Alléluia : critique dévorante

Simon Riaux | 22 mai 2014 - MAJ : 09/03/2021 15:58
Simon Riaux | 22 mai 2014 - MAJ : 09/03/2021 15:58

Porté aux nues après un Calvaire de haute volée, avant de se prendre un retour de flammes critiques pour le mésestimé VinyanFabrice Du Welz signe son grand retour à La Quinzaine des réalisateurs, avec Alléluia. Une nouvelle fois accompagné de Laurent Lucas, le réalisateur Belge réinterprète une célèbre affaire criminelle, connue sous l'appellation de Honeymoon Killers, déjà portée deux fois à l'écran. Si ce récit de couple dysfonctionnel porté sur l'arnaque et le meurtre de riches femmes célibataire fait évidemment écho aux thématiques de l'auteur, radiographe cruel de couples malades. L'occasion d'un retour en grâce ?

Les spectateurs que l'esthétisme radical et le mysticisme de Vinyan avaient échaudés peuvent être rassurés, Alléluia signe le retour de l'artiste à un univers plus tangible, réaliste et crasseux. Son récit criminel s'inscrit ainsi dans un réel des plus terre-à-terre, magnifié par une photographie rugueuse particulièrement impressionnante.
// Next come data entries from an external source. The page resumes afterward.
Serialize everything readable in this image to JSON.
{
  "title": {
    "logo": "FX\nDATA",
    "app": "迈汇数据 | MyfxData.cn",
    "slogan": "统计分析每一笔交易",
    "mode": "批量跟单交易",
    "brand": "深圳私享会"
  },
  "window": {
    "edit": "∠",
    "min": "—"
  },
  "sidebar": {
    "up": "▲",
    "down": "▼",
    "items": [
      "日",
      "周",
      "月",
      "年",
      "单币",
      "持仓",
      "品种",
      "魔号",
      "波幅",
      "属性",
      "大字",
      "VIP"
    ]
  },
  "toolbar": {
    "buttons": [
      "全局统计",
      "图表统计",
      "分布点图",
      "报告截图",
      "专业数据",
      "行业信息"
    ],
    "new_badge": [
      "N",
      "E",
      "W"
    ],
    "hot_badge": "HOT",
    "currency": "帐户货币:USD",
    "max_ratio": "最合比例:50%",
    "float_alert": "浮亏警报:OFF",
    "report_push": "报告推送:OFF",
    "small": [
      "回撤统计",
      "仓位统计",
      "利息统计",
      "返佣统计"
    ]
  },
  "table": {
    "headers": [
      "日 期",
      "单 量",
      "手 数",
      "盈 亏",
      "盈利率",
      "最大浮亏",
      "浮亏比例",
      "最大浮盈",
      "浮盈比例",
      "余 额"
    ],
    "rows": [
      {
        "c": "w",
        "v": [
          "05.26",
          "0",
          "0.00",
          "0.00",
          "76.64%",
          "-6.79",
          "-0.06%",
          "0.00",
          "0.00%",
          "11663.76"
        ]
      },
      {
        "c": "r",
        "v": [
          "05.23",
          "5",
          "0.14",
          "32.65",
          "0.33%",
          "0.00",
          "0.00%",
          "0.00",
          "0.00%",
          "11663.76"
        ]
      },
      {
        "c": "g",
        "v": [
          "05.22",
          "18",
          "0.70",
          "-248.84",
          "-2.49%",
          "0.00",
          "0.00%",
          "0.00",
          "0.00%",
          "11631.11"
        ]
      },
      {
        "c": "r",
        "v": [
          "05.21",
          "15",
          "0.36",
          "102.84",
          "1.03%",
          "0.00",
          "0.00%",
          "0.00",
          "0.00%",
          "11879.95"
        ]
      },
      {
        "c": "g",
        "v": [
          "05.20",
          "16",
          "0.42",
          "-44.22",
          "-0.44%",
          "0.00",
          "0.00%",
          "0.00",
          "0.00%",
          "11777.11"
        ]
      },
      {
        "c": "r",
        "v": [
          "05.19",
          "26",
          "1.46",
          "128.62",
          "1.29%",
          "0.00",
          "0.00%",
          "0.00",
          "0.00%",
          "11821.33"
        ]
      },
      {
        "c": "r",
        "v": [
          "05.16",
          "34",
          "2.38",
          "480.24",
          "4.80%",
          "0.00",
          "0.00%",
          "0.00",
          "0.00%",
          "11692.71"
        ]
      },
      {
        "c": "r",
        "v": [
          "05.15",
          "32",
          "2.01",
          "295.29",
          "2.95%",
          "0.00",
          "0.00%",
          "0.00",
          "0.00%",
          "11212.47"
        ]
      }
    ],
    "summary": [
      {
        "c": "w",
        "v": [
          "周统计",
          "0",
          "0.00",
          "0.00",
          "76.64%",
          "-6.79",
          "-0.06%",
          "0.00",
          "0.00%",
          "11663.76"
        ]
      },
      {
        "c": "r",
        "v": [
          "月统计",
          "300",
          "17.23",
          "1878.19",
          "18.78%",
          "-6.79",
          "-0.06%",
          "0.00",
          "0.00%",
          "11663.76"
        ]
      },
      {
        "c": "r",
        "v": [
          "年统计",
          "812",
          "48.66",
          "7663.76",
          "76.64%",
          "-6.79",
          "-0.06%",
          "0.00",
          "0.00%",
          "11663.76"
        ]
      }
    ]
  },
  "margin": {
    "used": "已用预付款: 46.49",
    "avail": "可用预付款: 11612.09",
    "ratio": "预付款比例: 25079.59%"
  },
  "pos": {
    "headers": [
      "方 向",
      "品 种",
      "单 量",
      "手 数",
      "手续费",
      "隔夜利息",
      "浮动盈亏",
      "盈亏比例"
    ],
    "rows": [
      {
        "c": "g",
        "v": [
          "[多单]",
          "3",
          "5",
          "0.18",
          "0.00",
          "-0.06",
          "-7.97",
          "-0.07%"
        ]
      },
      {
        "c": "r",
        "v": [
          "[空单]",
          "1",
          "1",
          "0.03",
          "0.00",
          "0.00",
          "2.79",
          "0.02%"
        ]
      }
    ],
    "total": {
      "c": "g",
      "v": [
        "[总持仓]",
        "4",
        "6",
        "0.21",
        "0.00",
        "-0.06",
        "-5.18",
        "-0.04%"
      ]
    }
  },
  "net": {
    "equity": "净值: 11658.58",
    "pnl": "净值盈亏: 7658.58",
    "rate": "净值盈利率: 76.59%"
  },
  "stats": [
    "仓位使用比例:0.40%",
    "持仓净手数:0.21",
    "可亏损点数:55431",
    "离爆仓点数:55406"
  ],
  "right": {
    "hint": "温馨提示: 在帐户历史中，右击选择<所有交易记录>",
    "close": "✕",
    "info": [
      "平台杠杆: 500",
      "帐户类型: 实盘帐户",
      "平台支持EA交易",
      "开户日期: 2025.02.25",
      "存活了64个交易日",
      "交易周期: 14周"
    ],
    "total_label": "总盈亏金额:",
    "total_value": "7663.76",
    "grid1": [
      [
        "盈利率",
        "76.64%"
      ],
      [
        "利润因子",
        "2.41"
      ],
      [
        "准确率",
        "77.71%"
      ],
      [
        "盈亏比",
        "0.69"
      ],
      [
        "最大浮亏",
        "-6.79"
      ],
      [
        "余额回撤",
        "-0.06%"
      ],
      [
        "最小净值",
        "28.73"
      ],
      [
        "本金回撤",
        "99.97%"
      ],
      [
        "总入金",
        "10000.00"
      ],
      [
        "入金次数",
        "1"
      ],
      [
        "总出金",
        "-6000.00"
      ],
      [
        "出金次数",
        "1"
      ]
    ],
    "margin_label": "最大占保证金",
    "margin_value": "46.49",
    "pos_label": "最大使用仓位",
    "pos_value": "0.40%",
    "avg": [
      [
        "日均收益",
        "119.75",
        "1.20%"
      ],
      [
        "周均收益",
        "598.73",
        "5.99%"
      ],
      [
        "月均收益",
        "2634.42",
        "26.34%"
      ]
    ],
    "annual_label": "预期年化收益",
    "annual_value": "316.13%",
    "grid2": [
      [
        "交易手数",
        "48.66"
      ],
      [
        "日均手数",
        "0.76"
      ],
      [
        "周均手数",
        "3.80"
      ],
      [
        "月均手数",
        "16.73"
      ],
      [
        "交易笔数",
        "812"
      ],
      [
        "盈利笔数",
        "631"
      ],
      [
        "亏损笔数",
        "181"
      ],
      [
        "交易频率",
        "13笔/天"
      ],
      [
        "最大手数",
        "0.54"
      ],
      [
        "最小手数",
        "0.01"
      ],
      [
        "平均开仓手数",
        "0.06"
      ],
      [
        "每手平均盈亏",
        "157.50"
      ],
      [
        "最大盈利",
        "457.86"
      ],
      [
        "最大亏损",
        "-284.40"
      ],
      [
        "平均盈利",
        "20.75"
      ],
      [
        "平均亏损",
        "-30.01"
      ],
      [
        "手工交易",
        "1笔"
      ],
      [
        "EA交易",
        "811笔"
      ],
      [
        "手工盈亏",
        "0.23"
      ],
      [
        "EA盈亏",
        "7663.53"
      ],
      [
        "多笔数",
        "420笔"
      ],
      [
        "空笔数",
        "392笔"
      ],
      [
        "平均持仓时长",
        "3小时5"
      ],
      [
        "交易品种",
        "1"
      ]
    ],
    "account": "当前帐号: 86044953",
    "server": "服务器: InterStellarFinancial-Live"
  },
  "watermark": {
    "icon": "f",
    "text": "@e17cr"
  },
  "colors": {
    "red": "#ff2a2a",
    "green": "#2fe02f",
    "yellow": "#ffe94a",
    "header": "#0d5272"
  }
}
En optant pour un tournage en 16mm ainsi qu'un éclairage minimal, Fabrice Du Welz génère une image organique, sale, presque suintante, qui décuple l'impact de certains séquences. À l'image d'un meurtre particulièrement sauvage, dont la dimension sordide croit encore alors que les personnages se voient réduits à des silhouettes granuleuses plongées dans une orgie de violence.

 

photo, Lola Dueñas

 

La mise en scène et le montage ne sont pas en reste. Si la caméra colle généralement à l'action et aux personnages, captant les carnations avec bonheur, le montage s'autorise nombre d'effets et d'outrances. Le cadre explose ainsi sous nos yeux au rythme des pulsations meurtrières du couple d'anti-héros, jusqu'à une danse du feu paroxystique, qui déjoue nombre de pièges et précipite le film dans un délire mystique dont il ne réchappera plus. La folie comme les relations malades ont toujours été au centre des travaux de Fabrice Du Welz, Alléluia ne fait pas exception à la règle, en proposant peut-être les personnages les plus touchants jamais filmés par son auteur. Portée par Laurent Lucas et Lola Duenas, l'intrigue traite avec le cœur et le corps de la volonté de domination qui étreint tous les couples.

 

 

photo,  Laurent Lucas

 

Mais le métrage ne se contente pas de nous proposer un récit criminel aussi ténébreux que charpenté. Il s'aventure également sur le terrain de l'absurde, cher à son auteur, avec un sens du décalage parfaitement maîtrisé. Que Laurent Lucas se fasse passer avec bonheur pour missionnaire concupiscent ou que sa compagne improvise une comptine élégiaque avant de démembrer une victime, Alleluia choisit de faire éclater au grand jour les délires et pas de côtés de ses personnages. Pour autant, le scénario ne se révèle jamais goguenard et ne méprise jamais ses protagonistes, préférant maximiser l'impact de ses séquences les plus ahurissantes en dévoilant leur folie intrinsèque. Et Alléluia de se muer en un jeu de massacre aussi intelligent que profond, un film de personnages aussi inclassable qu'hallucinant.

 

 

Affiche

Résumé

Fabrice Du Welz devrait mettre tout le monde d'accord avec Alléluia, hilarante descente aux enfers, emmenée par deux monstres amoureux.